VERAXA Biotech AG (NASDAQ: VRXA), an emerging leader in designing novel cancer therapies, has begun cell line development for its lead BiTAC(R) T-cell engager (“BiTAC(R)-TCE”) program, marking another step in preparing the company’s most advanced oncology candidate for future clinical development.
The company announced that it has selected ATUM, a U.S.-based contract research organization specializing in bioengineering and cell line development, to generate stable clonal cell lines using its proprietary Leap-In Transposase(R) technology. According to VERAXA, the collaboration is intended to support manufacturing, analytical development, and nonclinical studies required before clinical testing.

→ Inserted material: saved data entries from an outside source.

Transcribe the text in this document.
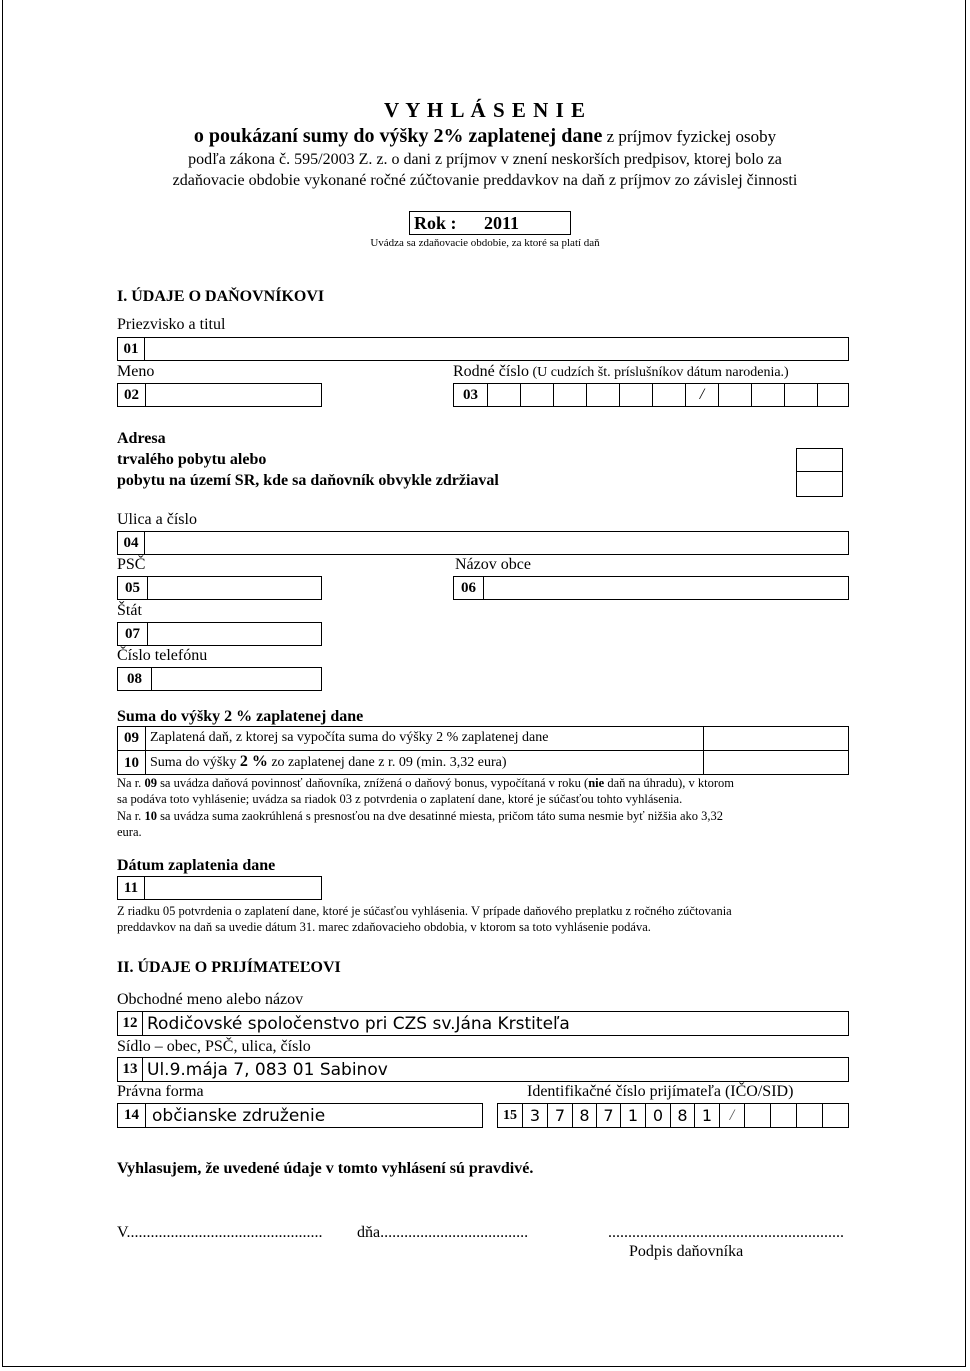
V Y H L Á S E N I E
o poukázaní sumy do výšky 2% zaplatenej dane z príjmov fyzickej osoby
podľa zákona č. 595/2003 Z. z. o dani z príjmov v znení neskorších predpisov, ktorej bolo za
zdaňovacie obdobie vykonané ročné zúčtovanie preddavkov na daň z príjmov zo závislej činnosti
Rok : 2011
Uvádza sa zdaňovacie obdobie, za ktoré sa platí daň
I. ÚDAJE O DAŇOVNÍKOVI
Priezvisko a titul
01
Meno
02
Rodné číslo (U cudzích št. príslušníkov dátum narodenia.)
03	/
Adresa
trvalého pobytu alebo
pobytu na území SR, kde sa daňovník obvykle zdržiaval
Ulica a číslo
04
PSČ
05
Názov obce
06
Štát
07
Číslo telefónu
08
Suma do výšky 2 % zaplatenej dane
09 Zaplatená daň, z ktorej sa vypočíta suma do výšky 2 % zaplatenej dane
10 Suma do výšky 2 % zo zaplatenej dane z r. 09 (min. 3,32 eura)
Na r. 09 sa uvádza daňová povinnosť daňovníka, znížená o daňový bonus, vypočítaná v roku (nie daň na úhradu), v ktorom
sa podáva toto vyhlásenie; uvádza sa riadok 03 z potvrdenia o zaplatení dane, ktoré je súčasťou tohto vyhlásenia.
Na r. 10 sa uvádza suma zaokrúhlená s presnosťou na dve desatinné miesta, pričom táto suma nesmie byť nižšia ako 3,32
eura.
Dátum zaplatenia dane
11
Z riadku 05 potvrdenia o zaplatení dane, ktoré je súčasťou vyhlásenia. V prípade daňového preplatku z ročného zúčtovania
preddavkov na daň sa uvedie dátum 31. marec zdaňovacieho obdobia, v ktorom sa toto vyhlásenie podáva.
II. ÚDAJE O PRIJÍMATEĽOVI
Obchodné meno alebo názov
12 Rodičovské spoločenstvo pri CZS sv.Jána Krstiteľa
Sídlo – obec, PSČ, ulica, číslo
13 Ul.9.mája 7, 083 01 Sabinov
Právna forma
14 občianske združenie
Identifikačné číslo prijímateľa (IČO/SID)
15 3 7 8 7 1 0 8 1	/
Vyhlasujem, že uvedené údaje v tomto vyhlásení sú pravdivé.
V................................................. dňa.....................................	...........................................................
Podpis daňovníka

This partnership represents an important development milestone for VERAXA as it advances its lead BiTAC(R) program toward IND/CTA-enabling studies. The BiTAC(R) platform is designed to improve the selectivity of T-cell engagers, potentially reducing toxicity associated with conventional approaches. By engineering more precise T-cell engagement, the platform aims to enhance therapeutic efficacy while minimizing off-target effects, a common challenge in cancer immunotherapy.
VERAXA recently expanded its research facilities in Heidelberg, Germany, increasing laboratory capacity as multiple oncology programs move toward clinical development. The expansion underscores the company’s commitment to advancing its pipeline, which includes several candidates targeting solid tumors.
The selection of ATUM for cell line development leverages the Leap-In Transposase(R) technology, which enables efficient and stable integration of genetic material into host cells, facilitating the generation of high-yield, stable clonal cell lines. This is critical for producing consistent, high-quality material for nonclinical studies and eventual clinical trials.
For investors, the latest news and updates relating to VRXA are available in the company’s newsroom at https://ibn.fm/VRXA. VERAXA Biotech is positioning itself as a key player in the next generation of T-cell engagers, with a focus on reducing toxicity while maintaining potent anti-tumor activity. The successful advancement of its lead candidate could address significant unmet needs in oncology, particularly for patients with solid tumors that are resistant to current immunotherapies.
As the company progresses toward clinical development, the collaboration with ATUM provides a foundation for scalable manufacturing and robust analytical methods, essential for regulatory submissions and eventual commercialization. The BiTAC(R) platform’s potential to improve selectivity may also open doors to combination therapies and broader patient populations.